Do you remember the wounds?

It makes physical sense that a scar won’t look the same as the wound, nor the skin before. The tissue, damaged then inflamed seeks to heal and creates a substitute tissue to stand in the originals place. Thick and non-functioning, it fills a void. Do you remember the wounds before them? Remember the wounds your scars replaced, what they stand for? Do you remember the pain of them, how they came about? Do you even remember the story they tell?

Many scars tell a good story, but many more tell a horrible one. 

And what of the emotional scars, the ‘psychological’ ones? Do we remember what stood before them? Do we remember ourselves before that trauma? Our emotions, our thoughts, thick and hardened through the hands of abuse not dissimilar to the scars on our skin. The bodies inate, desperate mechanisms to heal and heal quickly. To survive. 

Can we change them? Can we soften the scar tissue in anyway? Can it be treated? Can we remember what was there before, can we remember the wounds? Would it help to?

What is it like to be covered in scars you don’t remember receiving, wounds that have healed behind your back without your knowing? Perhaps that is unanswerable. 

Talking out

It is not often I see the pros of ‘talking out’, of telling or sharing my story. I am all to easily silenced by myself or others, but a recent blog post has made me think a little more. 

When you have a thought or memory endlessly cycling in yor head it can be near impossible to get it out. If you picture it physically, you can almost see it there inside your skull bouncing of the walls trying desperately to get out, but with your mouth tight shut it has no where to go, no escape. By opening your mouth you allow it out. You create a tangent for your memory to spin off and finally end its repititive circling. Or you can cry it out, I suppose. If you know how. 

That is all. 

The ‘mute’ button

I feel like someone’s pressed it again. I feel totally silenced. Was it me? I am exhausted of this fight. 

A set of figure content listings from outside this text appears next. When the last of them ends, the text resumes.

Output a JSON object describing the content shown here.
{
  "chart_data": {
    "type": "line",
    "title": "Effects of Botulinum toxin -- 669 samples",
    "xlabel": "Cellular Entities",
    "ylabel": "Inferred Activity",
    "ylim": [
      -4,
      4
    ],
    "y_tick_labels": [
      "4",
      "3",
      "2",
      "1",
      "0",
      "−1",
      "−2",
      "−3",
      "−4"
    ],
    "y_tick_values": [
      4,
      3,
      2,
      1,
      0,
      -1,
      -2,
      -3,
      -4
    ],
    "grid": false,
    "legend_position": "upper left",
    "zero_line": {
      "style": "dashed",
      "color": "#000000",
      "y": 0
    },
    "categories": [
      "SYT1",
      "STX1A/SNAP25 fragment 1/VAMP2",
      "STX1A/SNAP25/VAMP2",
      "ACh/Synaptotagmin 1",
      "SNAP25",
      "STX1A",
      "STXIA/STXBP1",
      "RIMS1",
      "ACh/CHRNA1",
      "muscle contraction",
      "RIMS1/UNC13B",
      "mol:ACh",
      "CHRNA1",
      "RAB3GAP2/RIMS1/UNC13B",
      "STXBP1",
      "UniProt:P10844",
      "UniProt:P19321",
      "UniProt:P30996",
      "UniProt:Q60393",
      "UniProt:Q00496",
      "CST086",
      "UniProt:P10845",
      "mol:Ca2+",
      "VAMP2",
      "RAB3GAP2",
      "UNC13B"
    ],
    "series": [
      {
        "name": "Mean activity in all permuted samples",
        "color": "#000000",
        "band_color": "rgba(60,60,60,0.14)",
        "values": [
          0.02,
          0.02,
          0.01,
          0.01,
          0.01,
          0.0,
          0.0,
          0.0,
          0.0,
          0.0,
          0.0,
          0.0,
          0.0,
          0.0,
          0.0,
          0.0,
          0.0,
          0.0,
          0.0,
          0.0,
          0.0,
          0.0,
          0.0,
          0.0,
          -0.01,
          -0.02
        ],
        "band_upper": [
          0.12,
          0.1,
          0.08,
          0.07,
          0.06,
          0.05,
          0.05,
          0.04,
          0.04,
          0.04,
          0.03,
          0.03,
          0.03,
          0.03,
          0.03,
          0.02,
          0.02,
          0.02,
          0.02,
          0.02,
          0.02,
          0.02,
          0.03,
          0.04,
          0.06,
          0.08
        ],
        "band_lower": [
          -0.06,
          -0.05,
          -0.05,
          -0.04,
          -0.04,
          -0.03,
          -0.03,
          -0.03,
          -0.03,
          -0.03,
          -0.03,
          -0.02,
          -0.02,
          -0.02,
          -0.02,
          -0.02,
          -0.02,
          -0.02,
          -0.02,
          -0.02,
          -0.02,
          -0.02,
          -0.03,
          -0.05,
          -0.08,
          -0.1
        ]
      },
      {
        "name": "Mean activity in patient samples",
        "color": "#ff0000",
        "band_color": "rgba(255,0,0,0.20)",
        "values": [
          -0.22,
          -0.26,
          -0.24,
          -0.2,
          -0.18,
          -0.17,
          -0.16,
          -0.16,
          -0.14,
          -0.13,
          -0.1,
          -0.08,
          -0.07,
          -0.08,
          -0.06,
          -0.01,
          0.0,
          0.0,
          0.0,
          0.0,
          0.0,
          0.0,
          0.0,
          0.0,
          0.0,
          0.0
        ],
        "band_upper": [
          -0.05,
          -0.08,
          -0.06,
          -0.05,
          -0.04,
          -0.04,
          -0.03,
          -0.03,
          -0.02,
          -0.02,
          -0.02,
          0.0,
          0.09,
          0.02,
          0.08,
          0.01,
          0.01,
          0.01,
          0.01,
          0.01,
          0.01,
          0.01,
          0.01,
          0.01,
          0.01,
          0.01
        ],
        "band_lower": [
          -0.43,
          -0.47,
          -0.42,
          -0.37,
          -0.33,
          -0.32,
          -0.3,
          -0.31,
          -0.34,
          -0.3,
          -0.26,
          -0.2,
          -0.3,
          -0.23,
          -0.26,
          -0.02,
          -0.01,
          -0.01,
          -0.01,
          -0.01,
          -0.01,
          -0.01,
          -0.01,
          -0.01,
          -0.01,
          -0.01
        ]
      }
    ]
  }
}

Mutism has always been a safety blanket for me. They say ‘if you don’t have anything nice to say, don’t say anything at all’, but I think sometimes it’s if you don’t have anything right to say. Silence is safety, talking is risk. If you don’t know the right way to talk yourself out of a situation, maybe you shouldn’t even try. I simply do not have the willpower or strength to keep trying to talk out. I don’t have the energy to analyse what is safe and what’s not. 

So I fall silent, again. To fight back, with words or strength is essentially a sin. ‘Children are to be seen, and not heard’, that’s what they always said. 

Is it better to fight and to lose, or not to fight at all?

In my experience, it has always been the latter. 

I am fighting to speak, but nobody hears me. To lift my internal mute is a dangerous agony. Even when I manage, it’s like my volumes turned right down; you probably couldn’t listen, even if you tried. More often I cannot lift the mute, I cannot deselect my selective mutism, learnt as a child, so I hide in the middle of it, screaming where no one can hear. 

Is it even worth it? Do I want to share my story? Does anybody want to hear? It’s much easier and innate to keep quiet. 

“Dark times lie ahead of us and there will be a time when we must choose between what is easy and what is right.” – JK Rowling, Harry Potter and the Goblet of Fire. 

Trying to keep strong and positive (believe it or not). Trying to keep talking.